“Our perception of space depends as much on what we hear as on what we see.” Max Neuhaus
NOTE D'INTENTION
The blocks appear to be construction pieces, inert, transparent, almost empty except for a few wires and a circuit board that can be seen behind the round speaker on the front.
They are boxes, sound boxes, concrete and rudimentary powered by batteries, like moo boxes, which only work if turned upside down. Their synchronicity - the action of the hand/reaction sound of the block is effective, funny, and simple. Nothing complicated, therefore. We master it.
Then they multiply, and by their number begin to form a mass, their sounds become more complex, develop, intertwine, and project the audience into other urban spaces and other times. Similarly, the performer builds with them increasingly complicated architectures, plastic constructions, bright cities, noisy, bustling with activity, yet without any human figure ever appearing...
Now we must sort, organize, and keep this constantly changing “thing” urban in order, attempt to direct, contain what escapes, and this sound volume that can no longer be controlled...
But what does the architect do when, after so much effort, the city she has created no longer sleeps and prevents her from resting? When the blocks suddenly no longer obey her, resist through sound, inertia, vibration, light? And what if the blocks suddenly rebelled? Wouldn't that be a revolution? The revolt of the workers? What would animate them? How to understand each other and build something else together?
So many questions I wish to explore in a dramaturgy of the object and sound that I want to be innovative, playful, poetic, always unexpected and remaining as open as possible for the projections and imagination of the spectators.
Céline Garnavault, director and performer
Sound creation, the blocks: sound and connected architectures
When Céline told me about her desire for a show about the city in which sound would be an integral part of the dramaturgy, my first thought was: how to represent the city? Knowing Céline's work on the object, the material, I sought a way to make sound palpable, manipulable, plastic, playful, within reach...

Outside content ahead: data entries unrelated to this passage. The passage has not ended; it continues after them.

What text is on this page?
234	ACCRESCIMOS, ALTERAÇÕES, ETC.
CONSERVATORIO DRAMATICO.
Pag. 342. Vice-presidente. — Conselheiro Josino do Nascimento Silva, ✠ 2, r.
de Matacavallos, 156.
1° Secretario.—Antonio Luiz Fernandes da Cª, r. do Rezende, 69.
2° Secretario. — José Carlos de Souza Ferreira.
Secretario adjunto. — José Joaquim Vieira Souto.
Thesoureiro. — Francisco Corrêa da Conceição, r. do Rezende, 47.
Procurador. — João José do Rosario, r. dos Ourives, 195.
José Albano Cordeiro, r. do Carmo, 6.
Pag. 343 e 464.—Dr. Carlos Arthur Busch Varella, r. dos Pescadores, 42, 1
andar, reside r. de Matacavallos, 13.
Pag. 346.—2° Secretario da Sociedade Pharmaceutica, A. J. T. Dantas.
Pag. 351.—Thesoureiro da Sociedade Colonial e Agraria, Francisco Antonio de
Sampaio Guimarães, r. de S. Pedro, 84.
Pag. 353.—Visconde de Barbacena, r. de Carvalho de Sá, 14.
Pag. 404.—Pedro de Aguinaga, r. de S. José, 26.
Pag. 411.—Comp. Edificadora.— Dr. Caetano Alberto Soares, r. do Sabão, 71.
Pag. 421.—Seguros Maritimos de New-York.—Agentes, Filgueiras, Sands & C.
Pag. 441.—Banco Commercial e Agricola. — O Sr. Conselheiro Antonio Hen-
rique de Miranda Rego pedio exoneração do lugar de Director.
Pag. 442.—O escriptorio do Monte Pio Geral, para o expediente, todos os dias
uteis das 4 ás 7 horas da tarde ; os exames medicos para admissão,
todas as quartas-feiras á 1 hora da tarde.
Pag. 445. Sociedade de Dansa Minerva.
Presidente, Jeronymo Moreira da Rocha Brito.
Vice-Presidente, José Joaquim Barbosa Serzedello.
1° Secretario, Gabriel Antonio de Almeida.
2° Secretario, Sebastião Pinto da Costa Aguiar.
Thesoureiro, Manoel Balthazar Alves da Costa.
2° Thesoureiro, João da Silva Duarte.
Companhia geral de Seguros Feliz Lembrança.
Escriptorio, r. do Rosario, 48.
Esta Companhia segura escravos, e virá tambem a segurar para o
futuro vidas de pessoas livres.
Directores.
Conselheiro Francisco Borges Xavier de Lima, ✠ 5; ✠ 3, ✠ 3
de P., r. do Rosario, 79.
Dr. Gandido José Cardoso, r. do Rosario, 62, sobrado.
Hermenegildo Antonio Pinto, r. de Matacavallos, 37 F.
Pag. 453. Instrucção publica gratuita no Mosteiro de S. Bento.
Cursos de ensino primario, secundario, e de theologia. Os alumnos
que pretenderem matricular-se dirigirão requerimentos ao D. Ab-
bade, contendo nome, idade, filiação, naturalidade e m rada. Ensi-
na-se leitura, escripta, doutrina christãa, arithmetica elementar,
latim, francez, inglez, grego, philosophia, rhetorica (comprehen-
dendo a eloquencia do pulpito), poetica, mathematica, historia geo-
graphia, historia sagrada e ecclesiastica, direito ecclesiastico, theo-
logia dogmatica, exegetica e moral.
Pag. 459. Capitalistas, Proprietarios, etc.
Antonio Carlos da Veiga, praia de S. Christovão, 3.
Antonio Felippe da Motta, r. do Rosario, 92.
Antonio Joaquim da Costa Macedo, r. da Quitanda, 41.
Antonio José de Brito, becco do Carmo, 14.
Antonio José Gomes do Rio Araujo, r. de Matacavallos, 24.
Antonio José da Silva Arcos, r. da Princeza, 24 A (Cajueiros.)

The city is composed of a multitude of sounds and sound emitters: horns, cars, voices, construction, planes, footsteps, parks, etc... I proposed to transpose this multitude of emitters through small cubic speakers, the most basic shape, that of the speaker, of the sound emitter as we know it. A recognizable sign for everyone and at the same time easily manipulable, like a child's cube, a construction block that brings play and interaction between the performer and the object: the blocks were born.
Unlike what is usually done in sound - where two speakers reproduce a stereo sound space, giving the illusion of a horizontality and depth - we will seek, through the multiplication of these small sound sources called blocks, to compose a whole, which will no longer be an illusion, but which through the accumulation of these details will create a scene, a sound image, in the literal sense that will make sense and play. In the manner of small figurines that compose a whole universe in children's games: from the multitude of figures arises an overall picture, a projection of their imaginary worlds.
These objects must be manipulable and interact with the performer, I quickly thought of “the moo box,” a very concrete toy, whose synchronicity and simplicity are very effective dramaturgically and create “theater” both for the one manipulating it and for the one watching, hearing it. They will therefore need to operate on this principle of action/reaction.
Finally, the choice of transparency for these objects became evident during our research in Montreal, for what it brings of generic, neutrality, beauty, what it allows in terms of light, and the nod to the visible printed circuits: “how does it work” for children who love to dismantle everything to understand, but also echoing the modern, technological world and the new mirror constructions of our cities today.
Based on these plastic, sound, and technological choices, we wish to explore different dramaturgical avenues, to articulate a language and a logic specific to these objects, to our space and our address to the audience. The blocks at the start of the narrative will construct sound spaces characterizing atmospheres (construction site, countryside, crowd, city, building at night, rain, etc...) they will be the decor. Then they will change status, gradually coming to life and becoming the actors of the story until they overturn the one that gave them their first impulse.
We still need to perfect and manufacture the blocks, about sixty of them. I will therefore partner with different designers to create efficient and reliable objects, emitters of sounds and lights and interconnected.